Claire, aérée, habitée et majestueuse. Une entrée voulue impressionnante grâce aux imposantes statues des Dieux de l’Olympe, habituellement conservées dans les écuries de Versailles et restaurées pour l’occasion. On n'entre pas par effraction chez les figures de la mythologie. On y est invité….
C’est qu’il faut se glisser dans un sacré héritage qui a irrigué Histoire et Arts depuis des millénaires. Convoquer Homère, c’est convoquer l’Art et les artistes tant l’Iliade et l’Odyssée ont influencé les créateurs jusqu’à aujourd’hui.

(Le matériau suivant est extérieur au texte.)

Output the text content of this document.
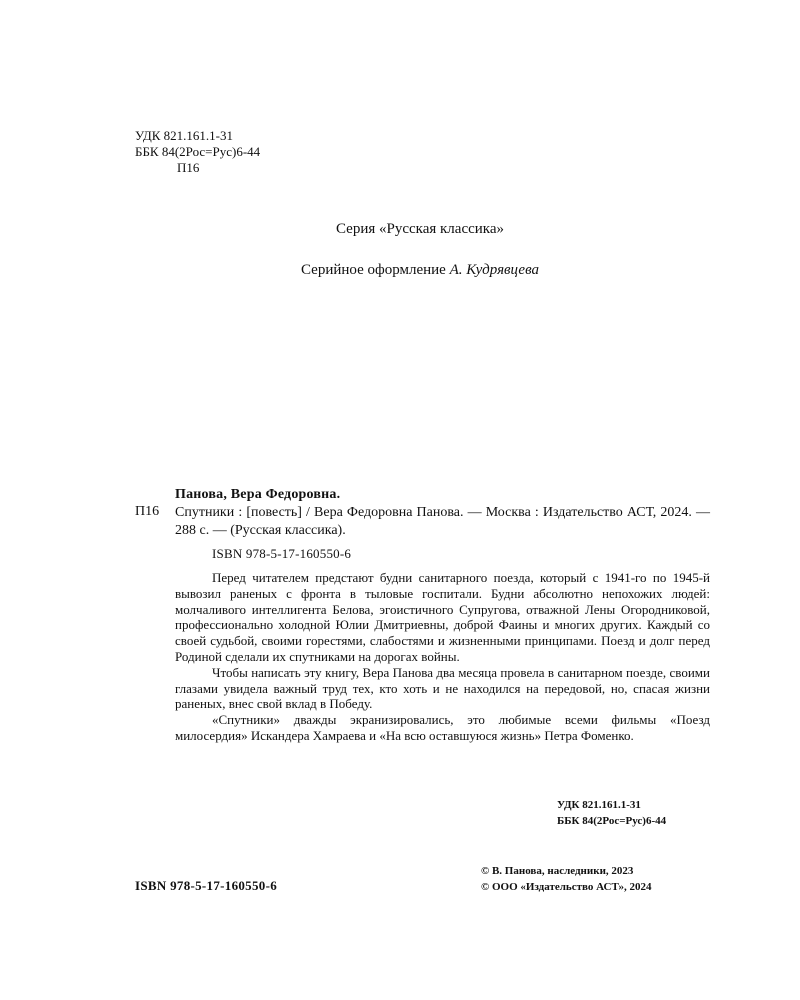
УДК 821.161.1-31
ББК 84(2Рос=Рус)6-44
П16
Серия «Русская классика»
Серийное оформление А. Кудрявцева
Панова, Вера Федоровна.
П16 Спутники : [повесть] / Вера Федоровна Панова. — Москва : Издательство АСТ, 2024. — 288 с. — (Русская классика).
ISBN 978-5-17-160550-6

Перед читателем предстают будни санитарного поезда, который с 1941-го по 1945-й вывозил раненых с фронта в тыловые госпитали. Будни абсолютно непохожих людей: молчаливого интеллигента Белова, эгоистичного Супругова, отважной Лены Огородниковой, профессионально холодной Юлии Дмитриевны, доброй Фаины и многих других. Каждый со своей судьбой, своими горестями, слабостями и жизненными принципами. Поезд и долг перед Родиной сделали их спутниками на дорогах войны.

Чтобы написать эту книгу, Вера Панова два месяца провела в санитарном поезде, своими глазами увидела важный труд тех, кто хоть и не находился на передовой, но, спасая жизни раненых, внес свой вклад в Победу.

«Спутники» дважды экранизировались, это любимые всеми фильмы «Поезд милосердия» Искандера Хамраева и «На всю оставшуюся жизнь» Петра Фоменко.

УДК 821.161.1-31
ББК 84(2Рос=Рус)6-44
ISBN 978-5-17-160550-6
© В. Панова, наследники, 2023
© ООО «Издательство АСТ», 2024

Au XVIIIème siècle, tremblement de terre dans la mythologie. Quelques scientifiques se mettent à douter : Homère a-t-il existé ? Un seul individu a-t-il pu écrire cette somme et la porter intacte à travers la Grèce comme la légende l’affirme ? L’Iliade et l’Odyssée que nous étudions encore comme des textes fondateurs sont-ils vraiment ceux écrits au VIIIème siècle avant Jésus Christ ?
Ils seront nombreux à douter. Premier à lancer la polémique, le philologue allemand Wolf en 1795 : son Prolegomena ad Homerum écrit en latin lance la question homérique. Sa théorie : composées en Grèce avant l’écriture, l’Iliade et l’Odyssée ont été largement remaniées par leurs nombreux conteurs. Fixées bien longtemps après leur composition, elles ont subi de nombreuses modifications. « L'Homère que nous tenons dans nos mains n'est pas celui qui fleurissait sur les lèvres des Grecs de son temps, mais un Homère altéré, interpolé, corrigé depuis l'époque de Solon jusqu'aux Alexandrins », explique Luc Piralla, co-commissaire de l'exposition Homère.
Le scandale est immense. Les savants, divisés entre "unitaristes" et "analystes", fourbissent arguments et contre-arguments. La querelle s’apaise pour mieux reprendre dans les années 1920 avec les travaux de Milman Parry, un philologue américain qui fait sa thèse en Sorbonne à Paris. Son étude sur le « nom+épithète » utilisé dans l’Iliade et l’Odyssée montrerait un système traditionnellement utilisé dans la poésie orale, technique qui permettrait l’improvisation dans les vers chantés. Ce système prévaut dans de nombreuses cultures, comme celles des Balkans, qui utilisent largement l’oralité pour transmettre des œuvres fleuves.
Pourquoi ce rappel à la question homérique ? Parce que cette célébration au musée du Nord s’appuie sur ces questionnements pour tenter d’en faire le tour. Avec une ambition double : être exhaustif mais accessible, vaste tâche…
Selon Alexandre Farnoux, directeur de l'école française d'Athènes et co-commissaire d'exposition :
Cette exposition fait le point sur ce que l'on sait d'Homère, des origines de son œuvre et sur la manière dont elle a rayonné de manière constante dans l'imaginaire collectif et l'art.
Rien d’étonnant, répond Marie Lavandier, directrice du musée :
L’exposition est fidèle à Le Louvre Autrement, qui veut juxtaposer des objets habituellement séparés.
Les peintres Ingres, Rubens ou Chagall, les poètes et auteurs comme Victor Hugo, jusqu’au caricaturiste Daumier…Ils sont nombreux les artistes convoqués à Lens pour leur faire avouer l’influence homérique.
"On a une fascination pour le monde des héros. Pourquoi ? Parce que c'est le monde de la bravoure, de la fidélité, de la constance et de l'endurance. Autant de valeurs éminemment positives", explique Alexandre Farnoux, co-commissaire de l'exposition.